The Suburbs

Lately, I’ve been quite enamored of a certain street photographer by the name of William Eggleston. Simply, he was a prolific photographer of the 1970s who brought legitimacy to the colored photograph (whereas serious photography was heretofore only done in black and white). His brightly colored photographs feature mundane objects of American suburbia, such as street signs, diners, and cars.

Here are a few of his lovely photographs, expertly curated from Google images:

I think I was initially drawn to him because of the brilliant colors of his photographs (I am easily satisfied with colorful things and shiny things and all things simplistic and material) and the American iconography I so identified with. But something about his photography is very impersonal. I have not yet seen an Eggleston portrait. Humans are only allowed in the frame through fragmented pieces of the body, like with the woman’s arm stirring that cup on the plane. There are never faces. His take on suburbia only ever hints at human presence, never directly shows it; and Eggleston’s world seems to be left intentionally empty, materialistic, almost creepy.

I love it all.

This year, I’ve also been heavily influenced by a certain Arcade Fire album (look no further than the title of this post). I don’t know why I hadn’t listened to it very much before; I was quite familiar with Funeral and had liked it very much, but I had never really gotten around to becoming obsessed with their critically-acclaimed third album.

the suburbs

And I think it was the fact that I had left my home in the suburbs and moved across the country to Los Angeles for school that left a shameful (and shamed) part of me longing for…childhood, I guess. Or rather the environment I was surrounded by during my beloved adolescence. So I started listening to The Suburbs, though more closely the second time around, and realized that I absolutely identified with each and every song on the album.

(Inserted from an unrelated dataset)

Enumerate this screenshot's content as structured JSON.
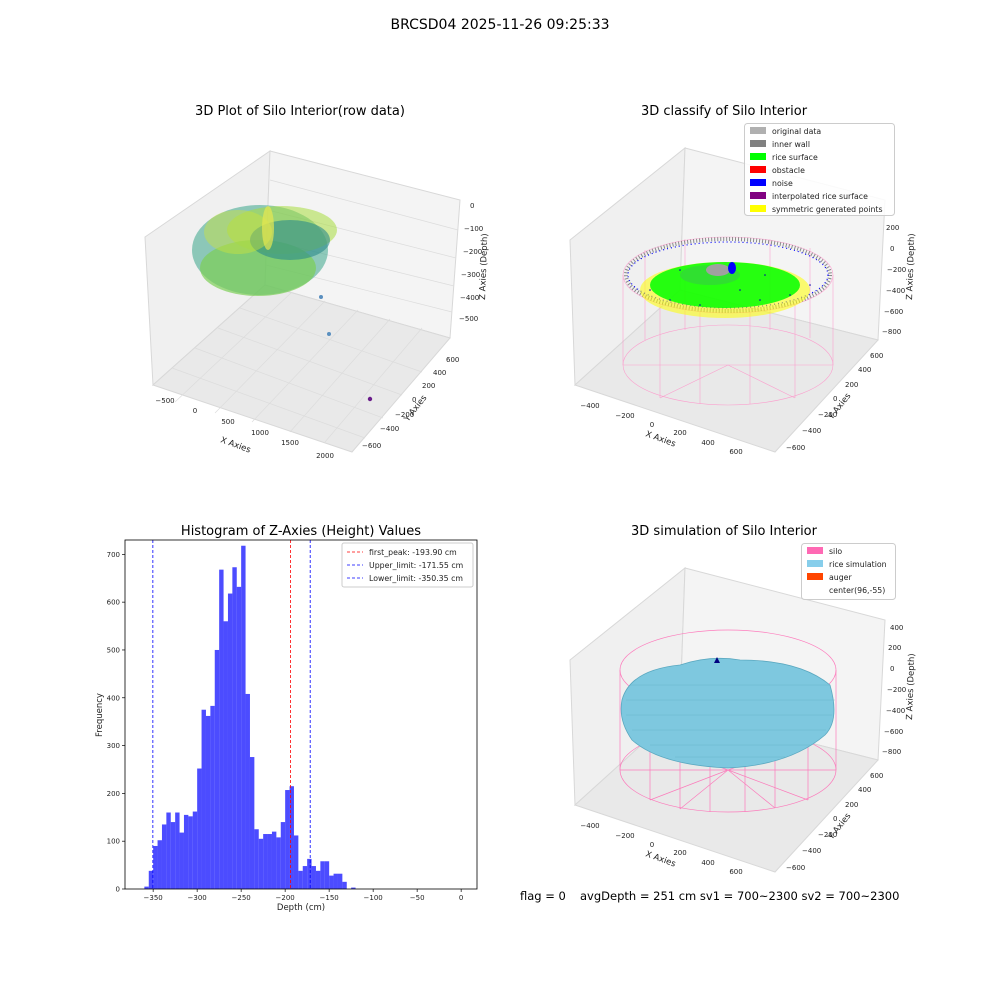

I listened to it obsessively for weeks. It may have been months. I cried to it at least three times, which doesn’t really mean much for me, because I tend to cry over music, um, easily. The album voiced to me something that I had never really thought about before. I grew up in the suburbs; I would forever be impacted by the suburbs; I am one of millions of disaffected American Millennials who have become jaded with materialism, wandering throughout society without aim or purpose, doomed to live out an average existence plagued with personal and professional unfulfillment.

I feel very connected to “the suburbs.” It’s where I grew up. It’s made me the insufferable existentialist I am today. It’s ordinary and repetitive and homogeneous and empty and repressive.

And it’s beautiful.

As I’ve moved out of the suburbs for school, only coming back to it in the winter and summer, I’ve been able to take a more impersonal, analytic view on the role of suburbia with not only me but on American youth as a whole. I’ve had ideas floating in my head since the beginning of summer of a sort of photo diary, a documentation on motifs and symbols and themes and thoughts and feelings that suburbia evokes. I want to at once romanticize it, as we all do with our youth, and show the crueler, intentionally hidden side of the suburbs.

Obviously I am not the first one to have ever thought about the badness of suburbia; things like Edward Scissorhands and Malvina Reynold’s song “Little Boxes” come to mind.

Little boxes on the hillside,
Little boxes made of ticky tacky,
Little boxes on the hillside,
Little boxes all the same.

There’s a green one and a pink one
And a blue one and a yellow one,
And they’re all made out of ticky tacky
And they all look just the same.

And the people in the houses
All went to the university,
Where they were put in boxes
And they came out all the same,

And there’s doctors and lawyers,
And business executives,
And they’re all made out of ticky tacky
And they all look just the same.

Yesterday I took my camera to “the streets” and started not necessarily photographing things that I felt evoked “suburbia” (because that is quite a daunting task for someone who knows next to nothing about photography) but rather things that I felt evoked “Eggleston.” It’s much easier to emulate greatness than to create something wholly original. I stayed close to my own home, driving around my street, taking special care to appreciate normal, ordinary objects I had always taken for granted.

(Obviously that lightbulb one is literally just plagiarism. I’M SORRY.) (I also took photos literally while driving, which was a very stupid idea, 100% do not recommend.)

I feel as though this motif of “suburbia” is going to stay with me for a while. As I leave my childhood, and my adolescence, and move into greater, bigger, mature-er adult things, I can’t help but feel nostalgic for home. My home in the suburbs. I want to capture the essence of the American suburb. I want to at once romanticize and capture its emptiness. And I want to speak to an entire generation in the same position as I am, like The Suburbs did.

I don’t know. I feel quite sad about having to grow up. Let me live in my childhood for a little longer.